About the Company
Equitas Small Finance Bank is the largest small finance bank (SFB) in India in terms of number of banking outlets, and the second largest SFB in India in terms of assets under management and total deposits in FY19. It offers a range of banking products and services to customers with a focus on serving the financially unserved and underserved customer segments in India. Its focus customer segments include individuals with limited access to formal financing channels on account of their informal, variable and cash-based income profile. Its asset products are suited to a range of customers with varying profiles. These include provision of small business loans comprising LAPs, housing loans, and agriculture loans to micro-entrepreneurs, microfinance to JLGs predominantly comprising women, used and new commercial vehicle loans to drivers and micro-entrepreneurs typically engaged in logistics, MSE loans to proprietorships, and corporate loans. On the liability side, its target customers comprise mass and mass-affluent individuals to whom we offer current accounts, salary accounts, savings accounts, and a variety of deposit accounts. Its distribution channels comprised 856 Banking Outlets and 322 ATMs across 17 states and union territories in India.
Objects of the Issue
* To utilize the net proceeds from the offer towards augmenting the bank’s Tier I capital base to meet its future capital requirements
SFBs have registered a strong growth of 26% CAGR in terms of AUM over FY16-19 led by rising credit penetration, customized product offerings and cross selling of other product and services. Moreover, the top 3 SFBs accounts for 64% of total SFB AUM as compared to 53% in FY16 and they have outperformed the industry by reporting CAGR of 34%. The growth momentum is likely to continue led by significant market opportunity in the rural segment, new product offerings, higher presence of informal credit, access to low cost funds, and geographical diversification.
Equitas SFB fundamental track has been quite encouraging with total income growth of 29%, deposits and disbursements growth of 39% and 31% CAGR over FY18-20. The asset quality has remained healthy for the SFB with gross NPA and Net NPA at 2.72% and 1.66%. This has been led by its strong retail liability portfolio, customized credit assessment procedures, strategic distribution network and customer centric approach.

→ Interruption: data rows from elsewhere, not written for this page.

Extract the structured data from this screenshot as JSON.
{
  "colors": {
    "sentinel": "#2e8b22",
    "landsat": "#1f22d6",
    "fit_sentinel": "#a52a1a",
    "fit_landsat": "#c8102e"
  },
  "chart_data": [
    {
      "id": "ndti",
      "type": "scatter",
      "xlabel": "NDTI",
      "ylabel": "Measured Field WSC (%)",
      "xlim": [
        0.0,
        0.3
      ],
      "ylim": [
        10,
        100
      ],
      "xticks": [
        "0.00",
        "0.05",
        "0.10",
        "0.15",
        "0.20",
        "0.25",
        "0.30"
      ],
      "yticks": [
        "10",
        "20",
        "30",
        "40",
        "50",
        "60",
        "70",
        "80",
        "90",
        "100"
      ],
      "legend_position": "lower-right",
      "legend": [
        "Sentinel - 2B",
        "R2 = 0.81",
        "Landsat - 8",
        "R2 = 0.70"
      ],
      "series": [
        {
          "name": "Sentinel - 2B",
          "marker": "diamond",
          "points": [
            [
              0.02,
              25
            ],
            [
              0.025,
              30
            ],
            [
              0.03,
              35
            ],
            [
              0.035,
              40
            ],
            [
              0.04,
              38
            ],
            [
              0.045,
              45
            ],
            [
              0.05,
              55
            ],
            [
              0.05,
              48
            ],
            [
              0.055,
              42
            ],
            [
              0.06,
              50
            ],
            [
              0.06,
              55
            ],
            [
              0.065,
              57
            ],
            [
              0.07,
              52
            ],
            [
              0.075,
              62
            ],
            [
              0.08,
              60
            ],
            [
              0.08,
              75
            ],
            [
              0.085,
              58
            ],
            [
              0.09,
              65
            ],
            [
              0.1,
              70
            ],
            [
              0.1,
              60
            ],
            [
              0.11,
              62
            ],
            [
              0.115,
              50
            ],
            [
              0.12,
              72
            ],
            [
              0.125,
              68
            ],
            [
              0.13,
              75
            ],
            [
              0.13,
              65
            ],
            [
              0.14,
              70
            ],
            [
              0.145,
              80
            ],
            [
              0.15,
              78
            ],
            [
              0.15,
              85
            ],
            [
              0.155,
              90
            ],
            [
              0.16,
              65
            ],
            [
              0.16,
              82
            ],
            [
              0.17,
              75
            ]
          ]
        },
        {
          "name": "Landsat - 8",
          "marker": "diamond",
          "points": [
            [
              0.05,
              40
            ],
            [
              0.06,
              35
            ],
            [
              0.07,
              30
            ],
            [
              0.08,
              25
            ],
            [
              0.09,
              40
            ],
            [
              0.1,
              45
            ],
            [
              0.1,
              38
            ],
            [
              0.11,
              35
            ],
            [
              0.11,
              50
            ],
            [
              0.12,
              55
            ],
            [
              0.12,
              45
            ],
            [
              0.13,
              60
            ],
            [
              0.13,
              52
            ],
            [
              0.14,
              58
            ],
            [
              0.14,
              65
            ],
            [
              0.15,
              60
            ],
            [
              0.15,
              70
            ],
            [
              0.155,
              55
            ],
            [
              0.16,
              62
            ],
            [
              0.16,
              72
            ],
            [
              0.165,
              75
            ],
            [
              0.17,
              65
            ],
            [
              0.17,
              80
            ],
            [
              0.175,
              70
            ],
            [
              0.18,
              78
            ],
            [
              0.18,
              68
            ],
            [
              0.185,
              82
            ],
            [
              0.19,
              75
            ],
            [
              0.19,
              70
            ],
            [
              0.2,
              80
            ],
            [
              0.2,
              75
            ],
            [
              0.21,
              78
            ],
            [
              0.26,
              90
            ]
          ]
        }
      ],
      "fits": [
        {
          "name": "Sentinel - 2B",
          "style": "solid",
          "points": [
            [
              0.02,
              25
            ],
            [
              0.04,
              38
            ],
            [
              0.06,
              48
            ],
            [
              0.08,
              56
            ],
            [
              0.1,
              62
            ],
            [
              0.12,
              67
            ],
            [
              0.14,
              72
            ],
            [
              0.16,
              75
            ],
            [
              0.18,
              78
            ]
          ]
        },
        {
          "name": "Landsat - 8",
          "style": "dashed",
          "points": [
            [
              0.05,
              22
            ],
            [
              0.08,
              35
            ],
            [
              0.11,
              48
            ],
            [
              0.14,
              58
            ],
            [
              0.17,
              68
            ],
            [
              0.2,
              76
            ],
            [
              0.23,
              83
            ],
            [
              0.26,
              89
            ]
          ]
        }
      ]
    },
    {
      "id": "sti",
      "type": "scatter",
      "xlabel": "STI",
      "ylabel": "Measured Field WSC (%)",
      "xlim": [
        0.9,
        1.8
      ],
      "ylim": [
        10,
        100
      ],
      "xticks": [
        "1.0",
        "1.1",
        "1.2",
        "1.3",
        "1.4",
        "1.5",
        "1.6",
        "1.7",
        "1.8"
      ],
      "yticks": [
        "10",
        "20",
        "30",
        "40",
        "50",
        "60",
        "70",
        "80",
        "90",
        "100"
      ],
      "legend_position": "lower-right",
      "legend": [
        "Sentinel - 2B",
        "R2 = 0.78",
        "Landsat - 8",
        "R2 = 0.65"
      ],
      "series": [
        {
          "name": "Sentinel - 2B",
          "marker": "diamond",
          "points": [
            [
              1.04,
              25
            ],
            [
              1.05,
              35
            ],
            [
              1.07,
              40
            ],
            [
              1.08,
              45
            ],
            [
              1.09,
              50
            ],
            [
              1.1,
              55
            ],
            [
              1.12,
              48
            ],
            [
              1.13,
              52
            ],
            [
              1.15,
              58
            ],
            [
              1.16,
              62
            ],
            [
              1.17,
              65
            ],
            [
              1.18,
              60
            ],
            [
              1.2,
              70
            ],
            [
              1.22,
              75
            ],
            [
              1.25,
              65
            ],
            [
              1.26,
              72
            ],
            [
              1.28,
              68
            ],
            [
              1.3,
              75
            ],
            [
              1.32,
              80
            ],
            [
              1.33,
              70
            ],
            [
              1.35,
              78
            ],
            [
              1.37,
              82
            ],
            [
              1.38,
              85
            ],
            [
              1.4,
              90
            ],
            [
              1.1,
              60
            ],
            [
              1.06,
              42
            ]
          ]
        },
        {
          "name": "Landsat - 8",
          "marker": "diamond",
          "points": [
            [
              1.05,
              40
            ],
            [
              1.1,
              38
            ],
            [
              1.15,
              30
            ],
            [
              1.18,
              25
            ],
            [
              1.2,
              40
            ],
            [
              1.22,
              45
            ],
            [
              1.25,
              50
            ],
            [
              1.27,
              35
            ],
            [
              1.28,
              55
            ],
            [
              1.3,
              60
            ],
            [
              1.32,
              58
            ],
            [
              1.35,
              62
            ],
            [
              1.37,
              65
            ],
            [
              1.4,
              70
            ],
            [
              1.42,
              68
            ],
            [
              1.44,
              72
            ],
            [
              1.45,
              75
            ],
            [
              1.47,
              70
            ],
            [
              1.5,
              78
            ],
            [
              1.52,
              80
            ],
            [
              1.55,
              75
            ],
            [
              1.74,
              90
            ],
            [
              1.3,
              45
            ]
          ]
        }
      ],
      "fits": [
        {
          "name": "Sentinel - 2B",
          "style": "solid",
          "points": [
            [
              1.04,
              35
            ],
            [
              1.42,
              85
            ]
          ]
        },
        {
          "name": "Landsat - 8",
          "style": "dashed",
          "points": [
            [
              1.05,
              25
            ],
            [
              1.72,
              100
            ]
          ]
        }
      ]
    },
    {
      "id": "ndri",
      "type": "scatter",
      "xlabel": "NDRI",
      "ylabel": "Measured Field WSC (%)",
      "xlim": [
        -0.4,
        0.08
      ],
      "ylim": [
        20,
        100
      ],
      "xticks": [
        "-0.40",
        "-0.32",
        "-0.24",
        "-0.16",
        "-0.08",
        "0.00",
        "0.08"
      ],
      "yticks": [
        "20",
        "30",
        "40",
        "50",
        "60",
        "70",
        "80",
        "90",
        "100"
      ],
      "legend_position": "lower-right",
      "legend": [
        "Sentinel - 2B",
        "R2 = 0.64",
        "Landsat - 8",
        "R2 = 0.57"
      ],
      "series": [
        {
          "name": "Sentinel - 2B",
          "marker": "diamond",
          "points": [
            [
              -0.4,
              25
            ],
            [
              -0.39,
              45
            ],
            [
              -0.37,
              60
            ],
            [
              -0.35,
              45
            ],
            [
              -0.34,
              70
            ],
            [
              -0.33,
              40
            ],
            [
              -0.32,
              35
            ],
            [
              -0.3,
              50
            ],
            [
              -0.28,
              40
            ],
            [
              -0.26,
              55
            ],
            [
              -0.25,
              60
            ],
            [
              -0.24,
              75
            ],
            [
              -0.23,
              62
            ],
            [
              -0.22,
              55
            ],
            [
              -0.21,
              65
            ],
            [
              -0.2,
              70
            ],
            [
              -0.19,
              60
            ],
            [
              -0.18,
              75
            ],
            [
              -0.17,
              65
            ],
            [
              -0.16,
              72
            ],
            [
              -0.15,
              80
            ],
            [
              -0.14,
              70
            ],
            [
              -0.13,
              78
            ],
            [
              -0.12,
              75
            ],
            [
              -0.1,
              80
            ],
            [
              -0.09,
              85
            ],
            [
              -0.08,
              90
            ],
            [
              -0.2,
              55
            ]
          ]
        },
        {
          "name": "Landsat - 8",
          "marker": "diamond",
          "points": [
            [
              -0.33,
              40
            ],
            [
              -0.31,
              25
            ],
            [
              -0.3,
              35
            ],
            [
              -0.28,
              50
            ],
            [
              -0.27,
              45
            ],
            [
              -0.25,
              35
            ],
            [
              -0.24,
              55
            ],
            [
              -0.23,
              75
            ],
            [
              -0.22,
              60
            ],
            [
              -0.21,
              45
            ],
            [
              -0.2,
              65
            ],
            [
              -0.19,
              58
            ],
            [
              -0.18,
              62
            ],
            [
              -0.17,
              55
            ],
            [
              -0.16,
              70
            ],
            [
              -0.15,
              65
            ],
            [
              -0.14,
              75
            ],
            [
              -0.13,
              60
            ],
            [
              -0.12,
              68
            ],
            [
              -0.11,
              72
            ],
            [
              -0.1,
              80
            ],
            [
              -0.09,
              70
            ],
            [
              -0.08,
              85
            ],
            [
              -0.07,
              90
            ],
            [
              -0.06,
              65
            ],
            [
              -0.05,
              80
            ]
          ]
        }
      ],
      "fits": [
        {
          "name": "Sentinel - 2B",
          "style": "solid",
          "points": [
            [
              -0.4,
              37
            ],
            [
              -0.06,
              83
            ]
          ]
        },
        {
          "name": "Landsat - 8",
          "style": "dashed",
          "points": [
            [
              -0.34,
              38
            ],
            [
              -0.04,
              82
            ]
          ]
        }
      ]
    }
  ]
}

We believe the growth momentum can continue to remain healthy for the company led by positive industry growth prospects coupled with its strong focus on leveraging its existing network and deepening penetration, strong liability franchise and drive operational efficiencies by leveraging data for analytics and focus on digital products. However, some of the key risks include slowdown in loan growth and potential rise in NPAs due to COVID-19 and change in regulatory norms. On the valuation front, the company is valued at ~16x post issue FY21 annualized EPS.